Additional renovations totalling $900,000 in the mid-2010s helped to remove pervasive mould, fix fire sprinklers, damaged walls, and decrepit bathrooms.

===Prisoner care===
Despite the increased capacity created in the 1990s, the number of inmates became routinely higher than capacity in the 2000s. Often with 75 prisoners, and with a peak during the winter of 115 inmates, with some sleeping in a repurposed gymnasium. These would include minimum-, medium- and maximum-security prisoners, as well as those on remand and awaiting trial.
Between 2002 and 2012, reports of violence within the prison increased dramatically, with 185 incidents in 2012.

A report by federal auditor general Michael Ferguson noted that none of the 24 prisoners interviewed had considered a plan for rehabilitation, and just five per cent of inmates had release plan. Only a third of inmates with mental-health issues had relevant services. In 2014, Howard Sapers, a representative from the Office of the Correctional Investigator described the jail as "appalling" and called for its closure.

Renovations in the 2010s improved conditions, and the construction of the Makigiarvik Correction Centre in 2015 next door decreased overcrowding. However, overcrowding remained a problem in Nunavut, and the government admitted to paying $4 million per year for inmates to be housed outside the territory.

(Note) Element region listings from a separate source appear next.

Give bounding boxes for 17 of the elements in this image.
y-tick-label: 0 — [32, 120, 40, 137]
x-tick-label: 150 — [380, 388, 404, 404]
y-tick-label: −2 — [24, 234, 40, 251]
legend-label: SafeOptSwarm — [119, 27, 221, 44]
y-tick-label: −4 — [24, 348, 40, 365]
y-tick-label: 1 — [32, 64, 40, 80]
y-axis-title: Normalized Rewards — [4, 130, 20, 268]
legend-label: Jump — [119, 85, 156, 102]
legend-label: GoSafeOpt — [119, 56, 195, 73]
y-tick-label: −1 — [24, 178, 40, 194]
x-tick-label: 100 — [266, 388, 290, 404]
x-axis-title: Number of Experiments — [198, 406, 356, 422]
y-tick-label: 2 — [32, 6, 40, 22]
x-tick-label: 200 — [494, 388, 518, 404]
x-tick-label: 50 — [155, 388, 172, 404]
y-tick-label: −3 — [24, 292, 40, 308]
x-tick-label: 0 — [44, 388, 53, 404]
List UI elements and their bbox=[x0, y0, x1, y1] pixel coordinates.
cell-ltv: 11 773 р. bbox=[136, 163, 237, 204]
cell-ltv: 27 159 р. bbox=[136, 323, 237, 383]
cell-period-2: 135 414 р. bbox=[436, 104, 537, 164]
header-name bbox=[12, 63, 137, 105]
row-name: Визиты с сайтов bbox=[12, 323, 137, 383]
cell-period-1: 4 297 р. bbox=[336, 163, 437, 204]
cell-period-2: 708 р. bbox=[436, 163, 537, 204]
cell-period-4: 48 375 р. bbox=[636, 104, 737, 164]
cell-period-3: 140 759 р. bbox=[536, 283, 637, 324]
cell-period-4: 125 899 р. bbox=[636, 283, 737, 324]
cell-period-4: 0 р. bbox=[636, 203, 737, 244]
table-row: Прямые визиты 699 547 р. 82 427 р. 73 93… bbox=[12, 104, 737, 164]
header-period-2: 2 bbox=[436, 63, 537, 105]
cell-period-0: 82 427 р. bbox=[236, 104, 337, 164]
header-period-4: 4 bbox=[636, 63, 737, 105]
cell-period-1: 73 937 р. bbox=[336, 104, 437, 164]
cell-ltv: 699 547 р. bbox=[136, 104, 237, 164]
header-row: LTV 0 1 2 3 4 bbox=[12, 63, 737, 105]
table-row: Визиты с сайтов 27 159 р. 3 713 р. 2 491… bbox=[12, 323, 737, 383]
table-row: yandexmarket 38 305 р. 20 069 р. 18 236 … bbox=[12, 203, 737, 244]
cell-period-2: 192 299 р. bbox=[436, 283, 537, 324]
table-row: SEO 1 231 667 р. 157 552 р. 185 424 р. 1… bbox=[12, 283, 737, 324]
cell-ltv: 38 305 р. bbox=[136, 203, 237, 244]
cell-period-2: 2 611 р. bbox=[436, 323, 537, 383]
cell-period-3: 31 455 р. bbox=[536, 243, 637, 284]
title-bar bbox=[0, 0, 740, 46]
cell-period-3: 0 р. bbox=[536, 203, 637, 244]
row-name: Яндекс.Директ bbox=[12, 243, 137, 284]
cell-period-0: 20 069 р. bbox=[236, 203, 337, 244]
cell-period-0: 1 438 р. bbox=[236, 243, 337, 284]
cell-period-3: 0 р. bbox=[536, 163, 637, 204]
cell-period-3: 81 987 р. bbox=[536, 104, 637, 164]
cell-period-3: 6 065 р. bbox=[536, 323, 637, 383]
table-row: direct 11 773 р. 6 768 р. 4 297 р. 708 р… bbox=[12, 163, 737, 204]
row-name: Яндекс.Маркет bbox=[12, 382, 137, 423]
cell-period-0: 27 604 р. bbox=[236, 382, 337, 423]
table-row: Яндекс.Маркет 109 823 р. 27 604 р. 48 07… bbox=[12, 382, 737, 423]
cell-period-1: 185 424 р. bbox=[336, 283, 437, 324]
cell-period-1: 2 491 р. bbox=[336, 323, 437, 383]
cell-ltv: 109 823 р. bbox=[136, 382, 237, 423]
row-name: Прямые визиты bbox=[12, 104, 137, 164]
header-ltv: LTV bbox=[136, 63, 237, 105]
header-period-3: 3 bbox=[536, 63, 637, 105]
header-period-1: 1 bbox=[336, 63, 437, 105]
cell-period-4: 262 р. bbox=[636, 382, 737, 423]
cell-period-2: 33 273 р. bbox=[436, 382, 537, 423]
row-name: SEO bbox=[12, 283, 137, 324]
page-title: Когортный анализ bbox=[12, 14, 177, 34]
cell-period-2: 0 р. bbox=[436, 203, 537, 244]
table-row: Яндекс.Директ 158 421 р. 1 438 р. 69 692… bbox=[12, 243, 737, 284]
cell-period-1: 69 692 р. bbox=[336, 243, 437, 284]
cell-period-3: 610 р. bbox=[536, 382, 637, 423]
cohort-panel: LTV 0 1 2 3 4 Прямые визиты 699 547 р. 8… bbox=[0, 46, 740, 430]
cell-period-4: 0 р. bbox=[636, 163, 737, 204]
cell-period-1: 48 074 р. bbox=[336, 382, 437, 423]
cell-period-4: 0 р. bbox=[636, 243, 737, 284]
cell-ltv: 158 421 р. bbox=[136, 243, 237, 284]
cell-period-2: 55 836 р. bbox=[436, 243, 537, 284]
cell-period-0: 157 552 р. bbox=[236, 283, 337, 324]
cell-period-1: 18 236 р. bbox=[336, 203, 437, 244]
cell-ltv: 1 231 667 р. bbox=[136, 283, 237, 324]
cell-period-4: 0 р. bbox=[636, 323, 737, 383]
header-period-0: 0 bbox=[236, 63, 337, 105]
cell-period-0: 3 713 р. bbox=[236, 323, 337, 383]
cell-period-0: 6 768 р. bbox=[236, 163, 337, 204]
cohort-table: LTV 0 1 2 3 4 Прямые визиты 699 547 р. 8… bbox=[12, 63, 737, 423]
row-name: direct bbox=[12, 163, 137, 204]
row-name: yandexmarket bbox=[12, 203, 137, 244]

In 2017, prisoners started a short-lived riot, damaging large sections of the living quarters. Approximately 85 per cent of the medium security bed space and 33 per cent of the maximum security bed space was destroyed, but no one was injured beyond the use of pepper spray.

In June 2018, another riot broke out, causing "significant damage" to the "Charlie" unit of the prison, which houses between 20 and 30 inmates. The riot briefly involved a fire, which the inmates extinguished themselves.

==Rebuilding==
In 2016, the government announced plans to rebuild the Baffin Correctional Centre at a total cost of $76 million, and rename it the Qikiqtani Correctional Healing Centre. The plans are to create a new two-storey maximum-security unit, while renovating the existing structures into two medium-security facilities.

The construction was set to begin in the summer of 2018, but the in May 2018, it was announced that the opening would be significantly delayed. The government announced that the request for proposals process was cancelled after only one company bid on the contract, and its bid was $7 million over the remaining budget for the project. Construction began in 2019 with an estimated completion date of 2022. It opened ahead of schedule in September of 2021.

Nunavut justice minister Jeannie Ehaloak announced in October 2020 that the final name Aaqqigiarvik Correctional Healing Facility had been chosen after consultation with Inuit elders and the territorial government's Tuttarviit Committee. The name "aaqqigiarvik" means "a place for help to make progress in life" in Inuktitut.